Ph.D Thesis | |

Ph.D Student | Gabel Moshe |
---|---|

Subject | Communication-Efficient Algorithms for Distributed Stream Mining |

Department | Department of Computer Science |

Supervisors | PROF. Assaf Schuster |

ASSOCIATE PROF. Daniel Keren | |

Full Thesis text |

Recent years have seen an explosion in the number of connected devices, which means not only growth in velocity and volume of data, but also that data sources are increasingly spatially distributed, incurring higher communication costs. Data mining algorithms often assume that data is centralized or that communication is inexpensive: the setting is implicitly assumed to be a data center. In settings like wireless sensor networks, however, communication costs limited battery power. Moreover, most work only considers one-shot computation: computing a result once from a fixed data set.

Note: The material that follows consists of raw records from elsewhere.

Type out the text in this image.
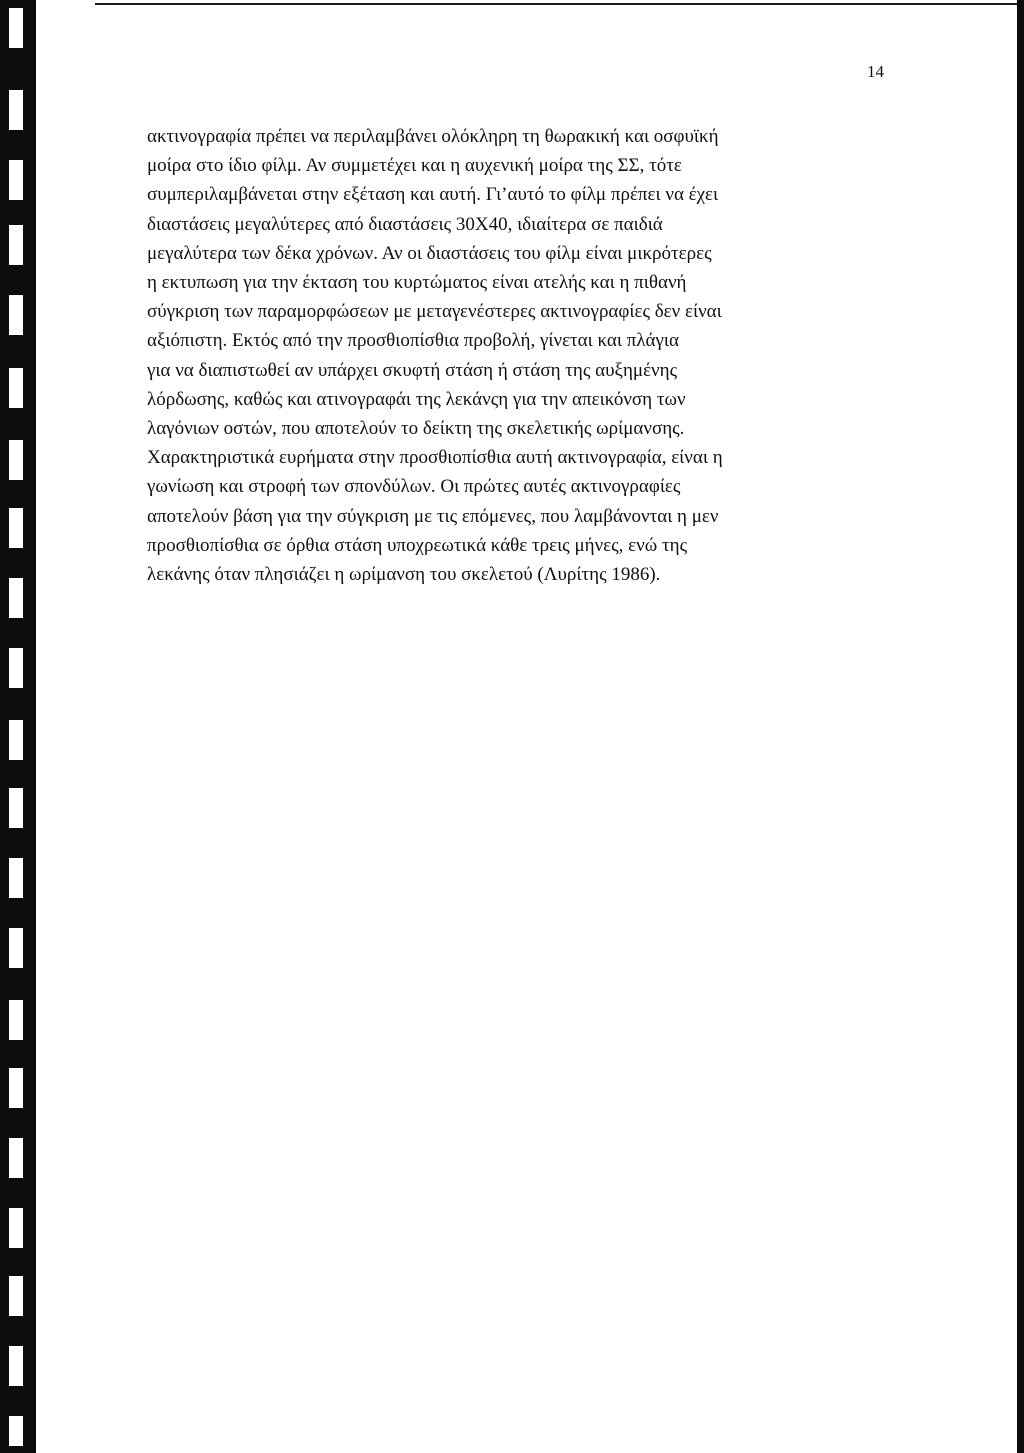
14
ακτινογραφία πρέπει να περιλαμβάνει ολόκληρη τη θωρακική και οσφυϊκή
μοίρα στο ίδιο φίλμ. Αν συμμετέχει και η αυχενική μοίρα της ΣΣ, τότε
συμπεριλαμβάνεται στην εξέταση και αυτή. Γι’αυτό το φίλμ πρέπει να έχει
διαστάσεις μεγαλύτερες από διαστάσεις 30Χ40, ιδιαίτερα σε παιδιά
μεγαλύτερα των δέκα χρόνων. Αν οι διαστάσεις του φίλμ είναι μικρότερες
η εκτυπωση για την έκταση του κυρτώματος είναι ατελής και η πιθανή
σύγκριση των παραμορφώσεων με μεταγενέστερες ακτινογραφίες δεν είναι
αξιόπιστη. Εκτός από την προσθιοπίσθια προβολή, γίνεται και πλάγια
για να διαπιστωθεί αν υπάρχει σκυφτή στάση ή στάση της αυξημένης
λόρδωσης, καθώς και ατινογραφάι της λεκάνςη για την απεικόνση των
λαγόνιων οστών, που αποτελούν το δείκτη της σκελετικής ωρίμανσης.
Χαρακτηριστικά ευρήματα στην προσθιοπίσθια αυτή ακτινογραφία, είναι η
γωνίωση και στροφή των σπονδύλων. Οι πρώτες αυτές ακτινογραφίες
αποτελούν βάση για την σύγκριση με τις επόμενες, που λαμβάνονται η μεν
προσθιοπίσθια σε όρθια στάση υποχρεωτικά κάθε τρεις μήνες, ενώ της
λεκάνης όταν πλησιάζει η ωρίμανση του σκελετού (Λυρίτης 1986).
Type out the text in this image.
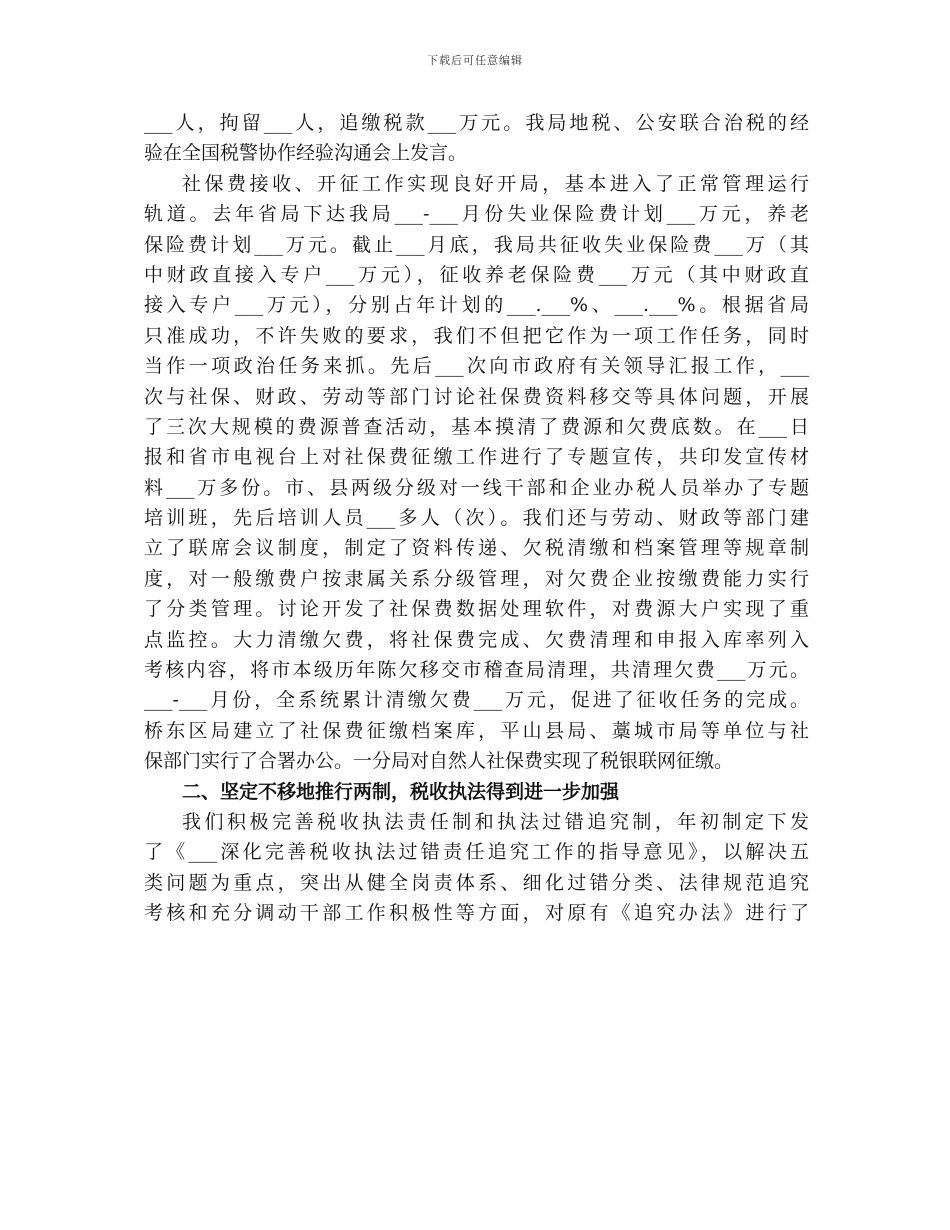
下载后可任意编辑
___人，拘留___人，追缴税款___万元。我局地税、公安联合治税的经
验在全国税警协作经验沟通会上发言。
社保费接收、开征工作实现良好开局，基本进入了正常管理运行
轨道。去年省局下达我局___-___月份失业保险费计划___万元，养老
保险费计划___万元。截止___月底，我局共征收失业保险费___万（其
中财政直接入专户___万元），征收养老保险费___万元（其中财政直
接入专户___万元），分别占年计划的___.___%、___.___%。根据省局
只准成功，不许失败的要求，我们不但把它作为一项工作任务，同时
当作一项政治任务来抓。先后___次向市政府有关领导汇报工作，___
次与社保、财政、劳动等部门讨论社保费资料移交等具体问题，开展
了三次大规模的费源普查活动，基本摸清了费源和欠费底数。在___日
报和省市电视台上对社保费征缴工作进行了专题宣传，共印发宣传材
料___万多份。市、县两级分级对一线干部和企业办税人员举办了专题
培训班，先后培训人员___多人（次）。我们还与劳动、财政等部门建
立了联席会议制度，制定了资料传递、欠税清缴和档案管理等规章制
度，对一般缴费户按隶属关系分级管理，对欠费企业按缴费能力实行
了分类管理。讨论开发了社保费数据处理软件，对费源大户实现了重
点监控。大力清缴欠费，将社保费完成、欠费清理和申报入库率列入
考核内容，将市本级历年陈欠移交市稽查局清理，共清理欠费___万元。
___-___月份，全系统累计清缴欠费___万元，促进了征收任务的完成。
桥东区局建立了社保费征缴档案库，平山县局、藁城市局等单位与社
保部门实行了合署办公。一分局对自然人社保费实现了税银联网征缴。
二、坚定不移地推行两制，税收执法得到进一步加强
我们积极完善税收执法责任制和执法过错追究制，年初制定下发
了《___深化完善税收执法过错责任追究工作的指导意见》，以解决五
类问题为重点，突出从健全岗责体系、细化过错分类、法律规范追究
考核和充分调动干部工作积极性等方面，对原有《追究办法》进行了
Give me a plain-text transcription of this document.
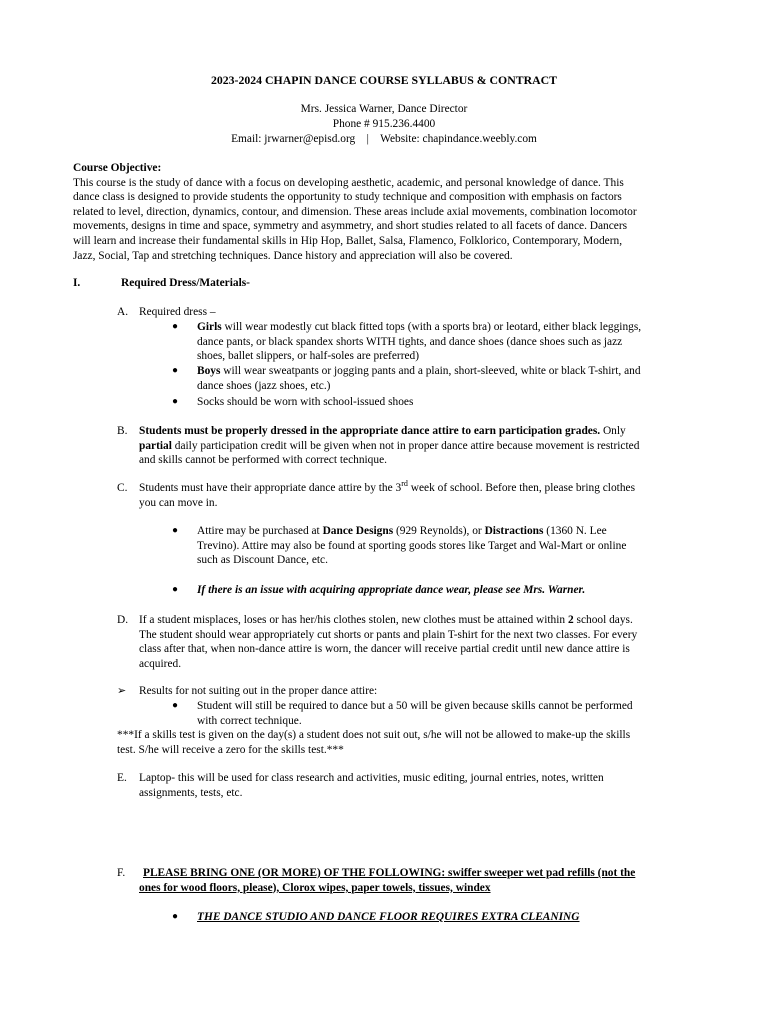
2023-2024 CHAPIN DANCE COURSE SYLLABUS & CONTRACT
Mrs. Jessica Warner, Dance Director
Phone # 915.236.4400
Email: jrwarner@episd.org    |    Website: chapindance.weebly.com
Course Objective:
This course is the study of dance with a focus on developing aesthetic, academic, and personal knowledge of dance. This
dance class is designed to provide students the opportunity to study technique and composition with emphasis on factors
related to level, direction, dynamics, contour, and dimension. These areas include axial movements, combination locomotor
movements, designs in time and space, symmetry and asymmetry, and short studies related to all facets of dance. Dancers
will learn and increase their fundamental skills in Hip Hop, Ballet, Salsa, Flamenco, Folklorico, Contemporary, Modern,
Jazz, Social, Tap and stretching techniques. Dance history and appreciation will also be covered.
I.	Required Dress/Materials-
A. Required dress –
● Girls will wear modestly cut black fitted tops (with a sports bra) or leotard, either black leggings,
dance pants, or black spandex shorts WITH tights, and dance shoes (dance shoes such as jazz
shoes, ballet slippers, or half-soles are preferred)
● Boys will wear sweatpants or jogging pants and a plain, short-sleeved, white or black T-shirt, and
dance shoes (jazz shoes, etc.)
● Socks should be worn with school-issued shoes
B. Students must be properly dressed in the appropriate dance attire to earn participation grades. Only
partial daily participation credit will be given when not in proper dance attire because movement is restricted
and skills cannot be performed with correct technique.
C. Students must have their appropriate dance attire by the 3rd week of school. Before then, please bring clothes
you can move in.
● Attire may be purchased at Dance Designs (929 Reynolds), or Distractions (1360 N. Lee
Trevino). Attire may also be found at sporting goods stores like Target and Wal-Mart or online
such as Discount Dance, etc.
● If there is an issue with acquiring appropriate dance wear, please see Mrs. Warner.
D. If a student misplaces, loses or has her/his clothes stolen, new clothes must be attained within 2 school days.
The student should wear appropriately cut shorts or pants and plain T-shirt for the next two classes. For every
class after that, when non-dance attire is worn, the dancer will receive partial credit until new dance attire is
acquired.
➢ Results for not suiting out in the proper dance attire:
● Student will still be required to dance but a 50 will be given because skills cannot be performed
with correct technique.
***If a skills test is given on the day(s) a student does not suit out, s/he will not be allowed to make-up the skills
test. S/he will receive a zero for the skills test.***
E. Laptop- this will be used for class research and activities, music editing, journal entries, notes, written
assignments, tests, etc.
F.	PLEASE BRING ONE (OR MORE) OF THE FOLLOWING: swiffer sweeper wet pad refills (not the
ones for wood floors, please), Clorox wipes, paper towels, tissues, windex
● THE DANCE STUDIO AND DANCE FLOOR REQUIRES EXTRA CLEANING
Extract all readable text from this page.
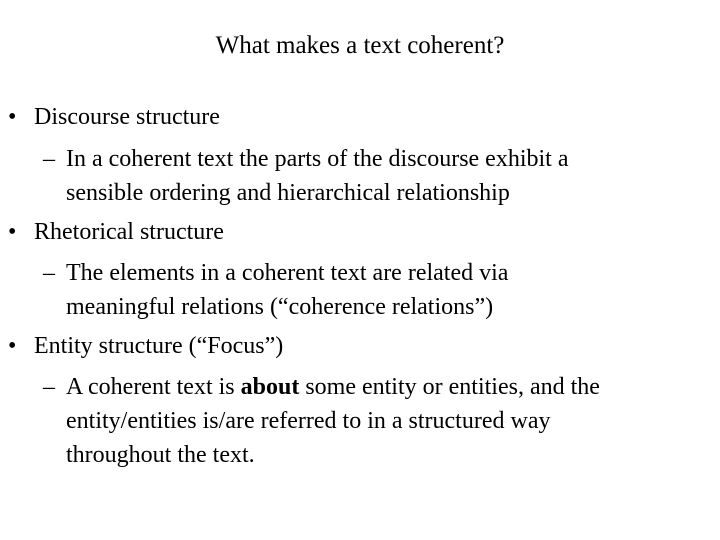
What makes a text coherent?
• Discourse structure
– In a coherent text the parts of the discourse exhibit a
sensible ordering and hierarchical relationship
• Rhetorical structure
– The elements in a coherent text are related via
meaningful relations (“coherence relations”)
• Entity structure (“Focus”)
– A coherent text is about some entity or entities, and the
entity/entities is/are referred to in a structured way
throughout the text.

Yet data is increasingly dynamic, and many applications require current results over a recent time window.

We focus on computing approximations over aggregated distributed data streams with reduced communication. We describe three novel distributed approximations for important non-linear functions: variance, Shannon's entropy, and least-squares regression. Using a geometric safe zone approach (also called geometric monitoring), we convert global approximation bounds on the data aggregate to local threshold constraints that each node can check independently. Our algorithms provide deterministic user-defined approximation bounds, while avoiding messages unless they are needed to maintain those bounds. Compared to the centralized solution, our algorithms reduce communication by up to two orders of magnitude on several real data sets that represent real applications, including machine health monitoring, network monitoring with netflows, traffic monitoring, and others. We also extend the formulation of geometric monitoring to variable-sized windows, which is critical to achieve low communication when window sizes are dynamic and vary across nodes.